Our patient likely benefited from the early use of CVVHDF-CAH (oXiris®) set at a high filtration rate to achieve adequate removal of harmful proinflammatory mediators [19, 41,42,43]. Also, the use of intermittent extracorporeal blood hyperoxygenation [44] promotes peripheral tissue vascularization [45, 46].

In summary, our combination therapy was successful; the patient recovered completely after a lengthy hospitalization. He regularly communicates with our clinical staff via social media and reports a high quality of life.

Conclusions

Adjuvant therapy should be considered when first-line treatment regimens fail to control sepsis progression and organ failure.

Early initiation of CVVHDF-CAH may be critical to control systemic infection and provide adequate renal support. Moreover, extracorporeal hyperoxygenation could overturn tissue hypoxia by optimizing peripheral vascularization.

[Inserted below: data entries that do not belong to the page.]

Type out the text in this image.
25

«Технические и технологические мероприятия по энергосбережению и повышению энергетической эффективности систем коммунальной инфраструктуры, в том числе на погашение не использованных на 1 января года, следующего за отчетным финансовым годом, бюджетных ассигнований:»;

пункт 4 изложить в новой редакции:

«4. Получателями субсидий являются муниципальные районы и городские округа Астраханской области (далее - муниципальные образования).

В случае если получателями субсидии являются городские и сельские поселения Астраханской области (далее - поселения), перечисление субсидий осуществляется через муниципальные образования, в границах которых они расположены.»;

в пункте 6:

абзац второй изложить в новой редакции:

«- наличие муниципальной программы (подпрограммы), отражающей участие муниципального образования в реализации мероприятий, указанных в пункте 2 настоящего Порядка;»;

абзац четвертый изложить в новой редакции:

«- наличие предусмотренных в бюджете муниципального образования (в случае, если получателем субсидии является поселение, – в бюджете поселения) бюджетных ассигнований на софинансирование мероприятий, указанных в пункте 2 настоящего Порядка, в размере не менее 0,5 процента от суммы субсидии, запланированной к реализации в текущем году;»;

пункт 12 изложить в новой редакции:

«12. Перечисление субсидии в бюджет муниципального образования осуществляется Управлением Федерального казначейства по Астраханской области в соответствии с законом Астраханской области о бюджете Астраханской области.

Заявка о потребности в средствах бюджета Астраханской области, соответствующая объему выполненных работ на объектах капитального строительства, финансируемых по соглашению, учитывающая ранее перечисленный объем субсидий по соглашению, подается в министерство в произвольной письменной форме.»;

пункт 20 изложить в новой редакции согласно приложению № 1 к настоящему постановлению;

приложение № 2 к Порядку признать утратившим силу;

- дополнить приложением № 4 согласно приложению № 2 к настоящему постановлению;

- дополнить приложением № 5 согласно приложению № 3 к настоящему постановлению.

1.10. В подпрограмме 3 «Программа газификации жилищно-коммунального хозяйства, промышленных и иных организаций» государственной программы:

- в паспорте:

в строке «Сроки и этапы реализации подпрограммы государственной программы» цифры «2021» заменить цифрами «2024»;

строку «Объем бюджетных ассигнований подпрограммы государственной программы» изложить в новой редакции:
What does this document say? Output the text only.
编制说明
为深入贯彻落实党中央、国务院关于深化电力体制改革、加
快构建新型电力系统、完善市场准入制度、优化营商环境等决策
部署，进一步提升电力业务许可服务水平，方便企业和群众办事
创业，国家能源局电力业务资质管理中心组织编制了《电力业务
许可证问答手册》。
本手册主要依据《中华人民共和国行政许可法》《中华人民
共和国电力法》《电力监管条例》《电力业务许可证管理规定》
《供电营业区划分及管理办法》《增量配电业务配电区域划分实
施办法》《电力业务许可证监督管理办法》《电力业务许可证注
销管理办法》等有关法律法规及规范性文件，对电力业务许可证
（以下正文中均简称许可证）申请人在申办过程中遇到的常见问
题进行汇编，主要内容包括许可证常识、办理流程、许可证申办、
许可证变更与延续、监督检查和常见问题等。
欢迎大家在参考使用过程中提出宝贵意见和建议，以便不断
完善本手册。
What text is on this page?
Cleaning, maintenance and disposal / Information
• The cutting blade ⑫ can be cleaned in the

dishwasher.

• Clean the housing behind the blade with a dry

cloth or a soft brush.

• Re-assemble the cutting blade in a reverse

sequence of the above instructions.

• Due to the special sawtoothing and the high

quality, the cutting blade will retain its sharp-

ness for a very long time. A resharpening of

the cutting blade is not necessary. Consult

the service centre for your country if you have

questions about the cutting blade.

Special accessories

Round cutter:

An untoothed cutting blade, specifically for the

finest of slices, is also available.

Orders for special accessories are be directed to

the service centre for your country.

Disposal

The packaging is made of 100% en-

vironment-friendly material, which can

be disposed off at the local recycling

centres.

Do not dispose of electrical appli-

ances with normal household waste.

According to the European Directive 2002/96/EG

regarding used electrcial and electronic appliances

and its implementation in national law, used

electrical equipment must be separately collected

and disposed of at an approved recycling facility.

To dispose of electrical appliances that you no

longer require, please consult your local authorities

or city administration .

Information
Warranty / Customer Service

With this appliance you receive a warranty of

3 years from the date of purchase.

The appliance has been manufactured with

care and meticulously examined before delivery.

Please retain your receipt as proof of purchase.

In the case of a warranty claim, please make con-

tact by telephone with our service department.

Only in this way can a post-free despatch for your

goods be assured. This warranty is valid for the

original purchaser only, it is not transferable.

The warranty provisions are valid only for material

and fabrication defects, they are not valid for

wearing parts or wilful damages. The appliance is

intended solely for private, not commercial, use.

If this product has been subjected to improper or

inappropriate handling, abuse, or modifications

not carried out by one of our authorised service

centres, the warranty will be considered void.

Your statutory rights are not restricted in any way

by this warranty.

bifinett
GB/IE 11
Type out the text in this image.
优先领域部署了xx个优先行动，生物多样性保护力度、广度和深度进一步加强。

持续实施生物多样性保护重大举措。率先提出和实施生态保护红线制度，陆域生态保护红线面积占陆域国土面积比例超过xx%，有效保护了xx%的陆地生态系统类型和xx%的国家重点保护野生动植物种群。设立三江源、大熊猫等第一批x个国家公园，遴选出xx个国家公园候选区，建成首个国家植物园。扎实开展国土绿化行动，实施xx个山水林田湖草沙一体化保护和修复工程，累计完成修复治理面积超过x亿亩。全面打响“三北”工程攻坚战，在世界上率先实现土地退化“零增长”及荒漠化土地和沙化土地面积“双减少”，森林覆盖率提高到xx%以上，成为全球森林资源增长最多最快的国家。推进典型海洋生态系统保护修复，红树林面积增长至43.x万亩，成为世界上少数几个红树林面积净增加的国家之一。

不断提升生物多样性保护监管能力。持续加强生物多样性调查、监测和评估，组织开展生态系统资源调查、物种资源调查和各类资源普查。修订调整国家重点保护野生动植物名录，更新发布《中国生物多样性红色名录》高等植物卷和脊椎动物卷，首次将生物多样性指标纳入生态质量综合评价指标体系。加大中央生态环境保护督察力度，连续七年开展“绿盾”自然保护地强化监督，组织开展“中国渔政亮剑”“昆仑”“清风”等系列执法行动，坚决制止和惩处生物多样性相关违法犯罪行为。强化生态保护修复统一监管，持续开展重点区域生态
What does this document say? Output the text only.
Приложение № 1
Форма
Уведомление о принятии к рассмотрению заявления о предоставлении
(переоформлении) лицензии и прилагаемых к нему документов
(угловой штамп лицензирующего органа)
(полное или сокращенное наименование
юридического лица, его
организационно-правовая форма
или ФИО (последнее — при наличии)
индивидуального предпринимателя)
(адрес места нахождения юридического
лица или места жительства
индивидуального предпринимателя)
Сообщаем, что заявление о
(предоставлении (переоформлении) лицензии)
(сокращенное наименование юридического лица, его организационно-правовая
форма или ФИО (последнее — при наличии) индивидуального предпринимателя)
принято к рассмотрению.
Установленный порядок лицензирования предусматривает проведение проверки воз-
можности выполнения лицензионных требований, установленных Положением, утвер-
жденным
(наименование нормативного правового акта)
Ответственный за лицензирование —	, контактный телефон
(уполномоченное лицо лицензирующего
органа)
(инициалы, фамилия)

Nevertheless, in the absence of established guidelines advocating the use of CVVHDF-CAH and extracorporeal hyperoxygenation, we conclude that well-designed randomized controlled trials are warranted to guide clinical decision making. Perhaps the ongoing NCT02600312, NCT02398019, and NCT01779635 trials will provide a definitive answer on the clinical benefit of the oXiris® system.

In summary, effective management of DNM-induced anaerobic septic shock benefits from a multidisciplinary approach that builds on the timely administration of antibiotics, skilled surgical intervention, and the use of adjuvant treatment modalities to support renal, pulmonary, and hemodynamic functioning.